What’s in a Name?

As the campaign against the preservation of statues and street names named after persons associated with slavery gathers momentum in the United Kingdom, if we pause to look around the countries of the old empire, we can see its imprint everywhere: in place names, monuments, streets, parks, gardens, festivals and so on. This is particularly evident in New Zealand / Aotearoa, this most English of colonies, where the footprint of empire is everywhere, caught in the names that reflected Victorian Britain, its writers and political leaders, its general and battles, its imperial servants and its geographical reach. 

English war heroes, inevitably, dominate:  Wellington, named after the Duke of Wellington, and Nelson, named after Admiral Nelson, are the two great heroes of the wars against Napoleon. Auckland was named after Lord Auckland, former Governor-General of India and Lord of the Admiralty, the man who launched the disastrous Afghan Wars; Christchurch was named after the Oxford University College (and not the town on the Dorset coast); Blenheim was named after the Battle of Blenheim (and not Blenheim Palace, home of the Dukes of Marlborough and birthplace of Winston Churchill); Cromwell was named after Oliver Cromwell; Oxford and Cambridge after the two historic universities;  Marton after James Cook’s birthplace; Thames after the river and Hastings after the battle; Palmerston and Palmerston North were named after the Victorian Prime Minister, Lord Palmerston; and New Plymouth and New Brighton after their seaside namesakes back in Britain. And so on.

As the 19th century unfolded and settlements were springing up throughout New Zealand, tensions in India were coming to a head with the Indian War of Independence breaking out in 1857 (still known in some quarters as the Indian Mutiny). Not surprisingly, a number of towns settled at the time were given names related to India, before and during the early years of the Raj.  We don’t need to look far to see settlements and streets that commemorate battles or that celebrate British soldiers and administrators, victories or places.  

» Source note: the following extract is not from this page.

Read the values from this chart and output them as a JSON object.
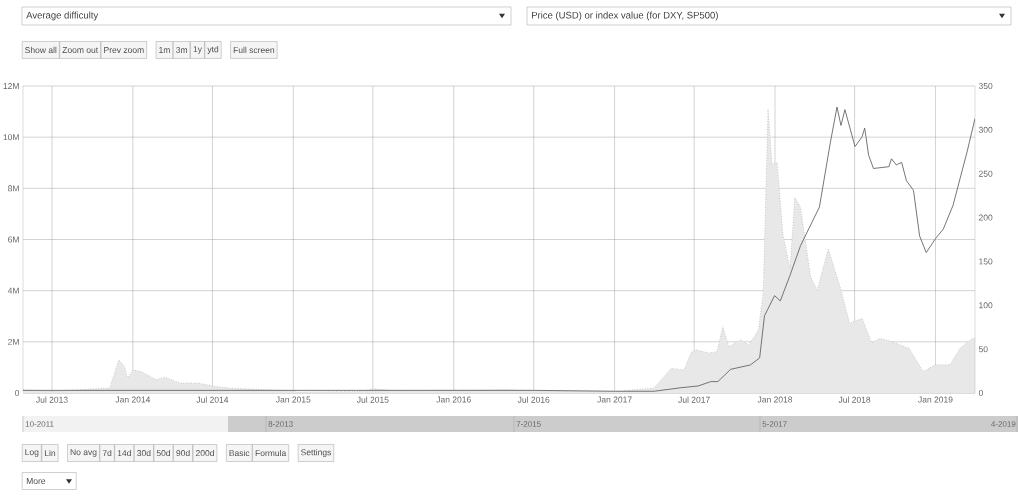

Looking at my home province, Hawkes Bay with the settlements of Napier, Meeanee, Clive and Havelock, a number of streets and parks of Napier and surrounding towns also date from the Indian occupation of India : (Plassey, Clive, Simla, Lucknow). My home town of Wairoa also has a surfeit of both Indian street names (Delhi, Clive, Lucknow, Lahore and Kabul) as well as a number of British leaders from the time of the Indian War of Independence (Outram, Sturdee) and the World Wars: (Kitchener, Churchill, Haig,  Jellicoe, Chamberlain and Freyberg).

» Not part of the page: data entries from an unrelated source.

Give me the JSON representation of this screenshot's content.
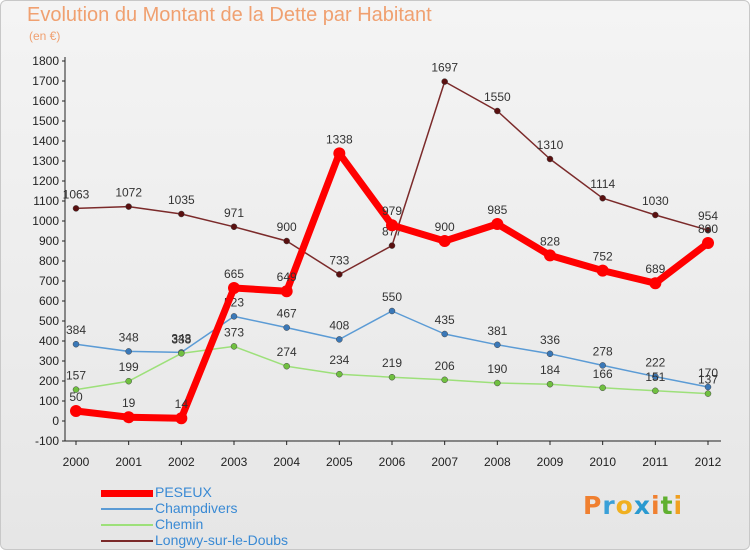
{
  "title": "Evolution du Montant de la Dette par Habitant",
  "subtitle": "(en €)",
  "logo": {
    "text": "Proxiti",
    "colors": [
      "#f08030",
      "#3aa0d8",
      "#f0b020",
      "#2a9ad0",
      "#f08030",
      "#60b030",
      "#f0a020"
    ]
  },
  "chart_data": {
    "type": "line",
    "x": [
      "2000",
      "2001",
      "2002",
      "2003",
      "2004",
      "2005",
      "2006",
      "2007",
      "2008",
      "2009",
      "2010",
      "2011",
      "2012"
    ],
    "ylim": [
      -100,
      1800
    ],
    "yticks": [
      -100,
      0,
      100,
      200,
      300,
      400,
      500,
      600,
      700,
      800,
      900,
      1000,
      1100,
      1200,
      1300,
      1400,
      1500,
      1600,
      1700,
      1800
    ],
    "grid": false,
    "legend_position": "bottom-left",
    "series": [
      {
        "name": "PESEUX",
        "color": "#ff0000",
        "values": [
          50,
          19,
          14,
          665,
          649,
          1338,
          979,
          900,
          985,
          828,
          752,
          689,
          890
        ]
      },
      {
        "name": "Champdivers",
        "color": "#5b9bd5",
        "values": [
          384,
          348,
          343,
          523,
          467,
          408,
          550,
          435,
          381,
          336,
          278,
          222,
          170
        ]
      },
      {
        "name": "Chemin",
        "color": "#9de07a",
        "values": [
          157,
          199,
          338,
          373,
          274,
          234,
          219,
          206,
          190,
          184,
          166,
          151,
          137
        ]
      },
      {
        "name": "Longwy-sur-le-Doubs",
        "color": "#7b2a2a",
        "values": [
          1063,
          1072,
          1035,
          971,
          900,
          733,
          877,
          1697,
          1550,
          1310,
          1114,
          1030,
          954
        ]
      }
    ]
  }
}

When we start picking away at the history to be found in street names, there are numerous other links we can find to Victorian England. Napier town planners had a penchant for naming streets after writers (men only, mind you) including Shakespeare, Milton, Chaucer, Thackery, Dickens, Tennyson, Emerson, Browning and Byron.  While many of these authors were popular in Victorian times, it is doubtful many young readers will recognise all of them today.

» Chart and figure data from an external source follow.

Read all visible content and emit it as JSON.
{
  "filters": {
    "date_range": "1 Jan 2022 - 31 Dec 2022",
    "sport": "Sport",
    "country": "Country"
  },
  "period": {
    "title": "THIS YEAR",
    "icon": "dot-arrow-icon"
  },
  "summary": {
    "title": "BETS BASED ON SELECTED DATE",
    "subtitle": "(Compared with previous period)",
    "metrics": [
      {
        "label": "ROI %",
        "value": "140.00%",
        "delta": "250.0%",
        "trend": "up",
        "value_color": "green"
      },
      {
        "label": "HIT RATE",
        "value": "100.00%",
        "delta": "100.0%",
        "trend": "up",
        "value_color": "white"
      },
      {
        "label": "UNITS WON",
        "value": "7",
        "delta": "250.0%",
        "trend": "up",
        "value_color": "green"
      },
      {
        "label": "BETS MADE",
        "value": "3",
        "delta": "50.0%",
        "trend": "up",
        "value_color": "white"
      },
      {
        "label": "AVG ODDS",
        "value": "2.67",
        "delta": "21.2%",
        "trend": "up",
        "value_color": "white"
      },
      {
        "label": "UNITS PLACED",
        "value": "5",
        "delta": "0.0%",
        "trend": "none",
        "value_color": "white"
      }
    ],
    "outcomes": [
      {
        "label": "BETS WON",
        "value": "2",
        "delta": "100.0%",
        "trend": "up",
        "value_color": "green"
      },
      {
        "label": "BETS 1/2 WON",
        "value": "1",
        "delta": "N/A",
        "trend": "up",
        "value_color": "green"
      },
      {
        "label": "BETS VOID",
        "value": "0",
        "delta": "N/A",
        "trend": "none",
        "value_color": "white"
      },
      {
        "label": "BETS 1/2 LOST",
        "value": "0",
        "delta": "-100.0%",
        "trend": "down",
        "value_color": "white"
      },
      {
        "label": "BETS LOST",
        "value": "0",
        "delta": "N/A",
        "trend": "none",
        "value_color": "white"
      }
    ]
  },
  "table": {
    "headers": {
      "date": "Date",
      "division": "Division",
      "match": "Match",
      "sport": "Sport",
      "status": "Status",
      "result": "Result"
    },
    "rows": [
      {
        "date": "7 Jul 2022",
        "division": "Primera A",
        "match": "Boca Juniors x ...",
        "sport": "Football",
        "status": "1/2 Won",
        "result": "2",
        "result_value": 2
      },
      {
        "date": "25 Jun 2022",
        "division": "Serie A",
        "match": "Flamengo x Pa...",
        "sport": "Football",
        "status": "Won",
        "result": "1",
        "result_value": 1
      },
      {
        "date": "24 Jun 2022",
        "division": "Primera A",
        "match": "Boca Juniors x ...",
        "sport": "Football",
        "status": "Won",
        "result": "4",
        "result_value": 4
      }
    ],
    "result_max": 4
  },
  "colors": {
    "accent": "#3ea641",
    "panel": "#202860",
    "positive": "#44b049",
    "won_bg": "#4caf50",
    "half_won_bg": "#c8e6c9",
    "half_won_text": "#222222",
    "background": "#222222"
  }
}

Of course, the old names may seem anomalous now, a slice of history, a hangover from an Empire that has long gone, their names largely anonymous now with their original meanings lost in the passage of time.  And yet while most names are harmless enough, others that commemorate British victories or unsavoury characters like Clive of India, or those that celebrate soldiers and leaders whose policies and actions we would eschew, may give cause for reflection as we unravel whether what these links with England really mean in 21st Century New Zealand / Aotearoa. Today, in new subdivisions we are resurrecting some of the traditional Maori names or continuing with the popular use of Te Maori for trees and birds; or to acknowledge scientists (like Rutherford) and writers (like Mansfield), or the names public figures and community workers, who have served their local communities well (and I suspect a Bloomfield Street would be a popular choice). Of the older British names, those that resonate empire and the home country, we have a choice, whether to leave well alone, seeing them as signposts on our country’s journey, or to use them as a reminder to only use names that reflect and commemorate who we are today.

By Peter Tait

A retired teacher and head for 17 years, now focusing on writing, both on education and further fiction and non-fiction (previously having published two novels and a non-fiction book on Thomas Hardy's wives and other women, a biography, poetry and numerous articles on education).